Department of Internal Medicine, Shifa International Hospital, Islamabad, Pakistan.
Eur J Case Rep Intern Med. 2024 Jul 4;11(8):004666. doi: 10.12890/2024_004666. eCollection 2024.
Aortic pseudoaneurysms are a type of contained rupture where most of the aortic wall is breached, leaving only a thin rim of the remaining wall or adventitia to hold the blood. This condition carries a high risk of rupture and potentially fatal complications.
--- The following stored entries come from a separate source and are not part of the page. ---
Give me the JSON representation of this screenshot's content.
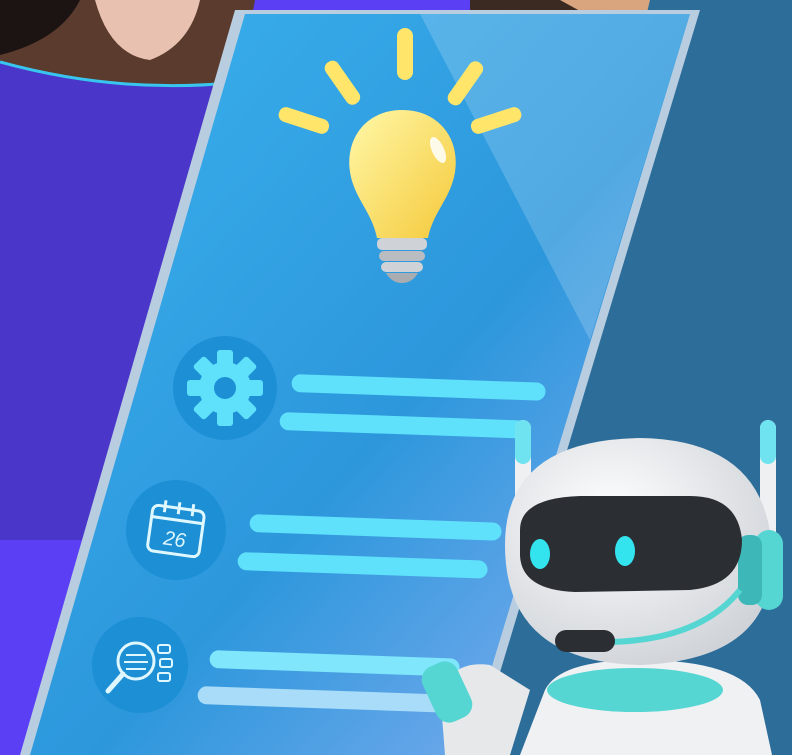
{
  "colors": {
    "background": "#5b3ff5",
    "panel_dark": "#4a37c9",
    "screen_blue": "#2ea3e3",
    "bar_cyan": "#5fe1fb",
    "bulb_yellow": "#ffe66b",
    "robot_white": "#f4f4f4",
    "robot_teal": "#55d6d2"
  },
  "screen": {
    "items": [
      {
        "icon": "gear-icon"
      },
      {
        "icon": "calendar-icon",
        "date_text": "26"
      },
      {
        "icon": "search-data-icon"
      }
    ]
  },
  "hero_icon": "lightbulb-icon",
  "mascot": "robot-mascot"
}
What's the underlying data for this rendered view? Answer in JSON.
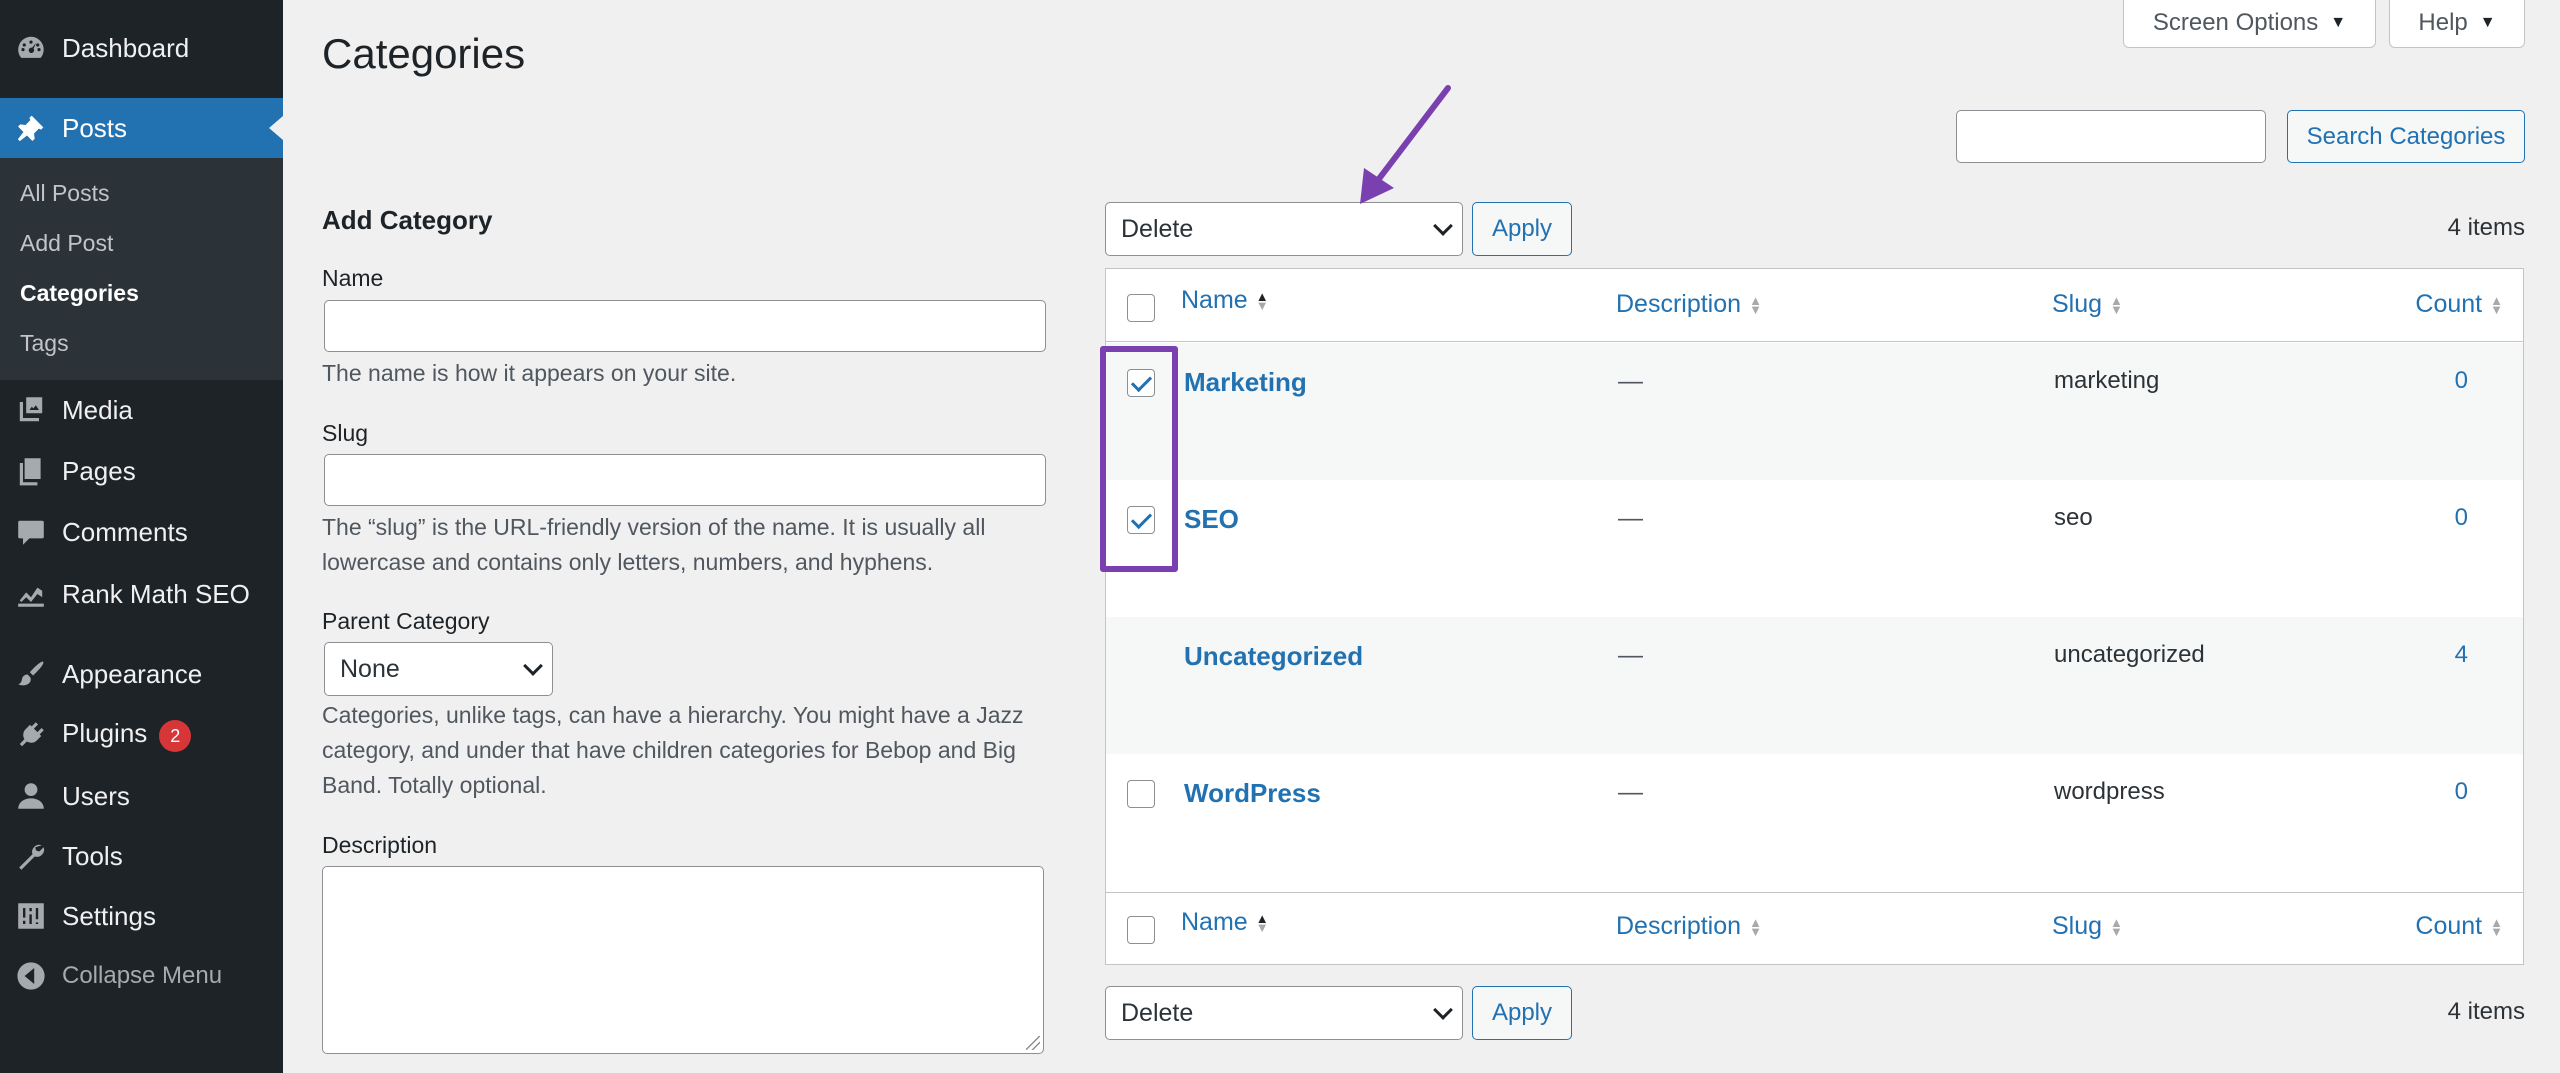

Typically, patients present with chest pain; haemoptysis can also occur, though rarely.
A 64-year-old male who presented with two episodes of haemoptysis, with no history of cardiovascular surgery or trauma. A chest computerized tomography (CT) followed by an aortogram revealed a thoracic aortic pseudoaneurysm and the patient underwent surgical aortic repair without any complications. This case underscores the rare presentation of thoracic aortic pseudoaneurysm.
Haemoptysis is a rare manifestation of thoracic aorta pseudoaneurysm and can be a warning sign of impending rupture. Haemoptysis may occur due to formation of aortopulmonary fistula or direct erosion of pseudoaneurysm into lung parenchyma.
It is imperative for clinicians to recognise such manifestations early for prompt diagnosis and prevention of complications.
Recognise haemoptysis as the manifestation of thoracic aortic pseudoaneurysm.Early diagnosis and treatment are crucial due to high rate of complications and mortality.Trauma and cardiovascular surgery are the most common cause for thoracic aortic pseudoaneurysm; however, sometimes it can occur due to atherosclerosis.
主动脉假性动脉瘤是一种局限性破裂,其中大部分主动脉壁已破裂,仅留下剩余壁层或外膜的薄边缘来容纳血液。这种情况具有很高的破裂风险和潜在的致命并发症。通常,患者表现为胸痛;咯血也可能发生,尽管很少见。
一名64岁男性出现两次咯血,无心血管手术或外伤史。胸部计算机断层扫描(CT)随后进行主动脉造影显示为胸主动脉假性动脉瘤,患者接受了主动脉手术修复,无任何并发症。该病例强调了胸主动脉假性动脉瘤的罕见表现。
咯血是胸主动脉假性动脉瘤的罕见表现,可能是即将破裂的警示信号。咯血可能由于主动脉肺瘘的形成或假性动脉瘤直接侵蚀肺实质而发生。
临床医生必须尽早识别此类表现,以便及时诊断和预防并发症。
认识到咯血是胸主动脉假性动脉瘤的表现。由于并发症发生率和死亡率高,早期诊断和治疗至关重要。创伤和心血管手术是胸主动脉假性动脉瘤最常见的原因;然而,有时它也可能由于动脉粥样硬化而发生。